Three decades and many revisions later, that exercise in nostalgia has evolved into a new play, Suicide Math, which will debut Aug. 13 at the New York International Fringe Festival. It is Shankman’s first New York City production as a playwright.

Shankman, who majored in philosophy and performed in Theatre Intime as an undergraduate, studied acting in Chicago after graduation and landed roles in two Broadway shows (Once in a Lifetime and Grease). He eventually left the theater world to work in real estate and software development. But in recent years, he has rekindled his interest in the arts, earning an MFA at Sarah Lawrence College and beginning a new career as a writer and playwright. He plans to return to the stage in a new solo piece, Kiss Your Brutal Hands, that will be part of New York’s United Solo Theater Festival in October.

While Suicide Math is set at Princeton, the story is less about the specifics of time and place and more about the coming-of-age experience of dealing with loss and grief, Shankman says.
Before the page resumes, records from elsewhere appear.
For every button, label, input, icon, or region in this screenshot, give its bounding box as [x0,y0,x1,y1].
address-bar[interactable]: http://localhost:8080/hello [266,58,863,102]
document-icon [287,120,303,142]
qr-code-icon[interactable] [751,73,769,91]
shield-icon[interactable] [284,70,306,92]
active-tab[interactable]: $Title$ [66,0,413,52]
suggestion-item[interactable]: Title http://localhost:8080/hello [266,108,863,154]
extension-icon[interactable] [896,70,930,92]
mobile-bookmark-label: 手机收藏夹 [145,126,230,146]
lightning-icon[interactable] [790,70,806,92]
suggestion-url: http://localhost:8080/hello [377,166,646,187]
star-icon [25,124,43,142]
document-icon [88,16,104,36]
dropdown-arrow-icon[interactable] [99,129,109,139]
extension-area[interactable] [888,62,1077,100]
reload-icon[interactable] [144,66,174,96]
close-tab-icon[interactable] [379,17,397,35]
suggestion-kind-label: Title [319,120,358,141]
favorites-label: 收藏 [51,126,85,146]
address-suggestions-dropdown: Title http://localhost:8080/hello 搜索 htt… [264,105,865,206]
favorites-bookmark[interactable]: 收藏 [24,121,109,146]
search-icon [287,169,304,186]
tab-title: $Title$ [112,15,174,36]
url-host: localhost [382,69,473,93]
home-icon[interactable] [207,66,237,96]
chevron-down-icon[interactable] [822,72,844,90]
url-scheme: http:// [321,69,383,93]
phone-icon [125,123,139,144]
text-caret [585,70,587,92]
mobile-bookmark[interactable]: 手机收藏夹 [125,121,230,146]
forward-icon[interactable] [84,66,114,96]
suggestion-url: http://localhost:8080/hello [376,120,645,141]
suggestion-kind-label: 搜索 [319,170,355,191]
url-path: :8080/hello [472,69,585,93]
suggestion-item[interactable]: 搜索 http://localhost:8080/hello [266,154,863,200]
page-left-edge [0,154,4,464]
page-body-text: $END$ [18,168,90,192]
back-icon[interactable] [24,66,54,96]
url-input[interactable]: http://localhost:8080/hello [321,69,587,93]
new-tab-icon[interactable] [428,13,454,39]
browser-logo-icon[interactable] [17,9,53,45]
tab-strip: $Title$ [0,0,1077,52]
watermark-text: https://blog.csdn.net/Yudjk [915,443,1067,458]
In earlier drafts of the play, he created characters who survived by their own wits, with little help from one another, but in the current incarnation, the interpersonal relationships have changed.

“I realized at some point I was writing about three people who can’t save themselves but are genuinely trying to save each other — kind of like group therapy where your own problems are impossible for you to understand but everybody else in the room is transparent to you,” Shankman says. “I didn’t want to abandon the characters anymore. I really wanted to save them.”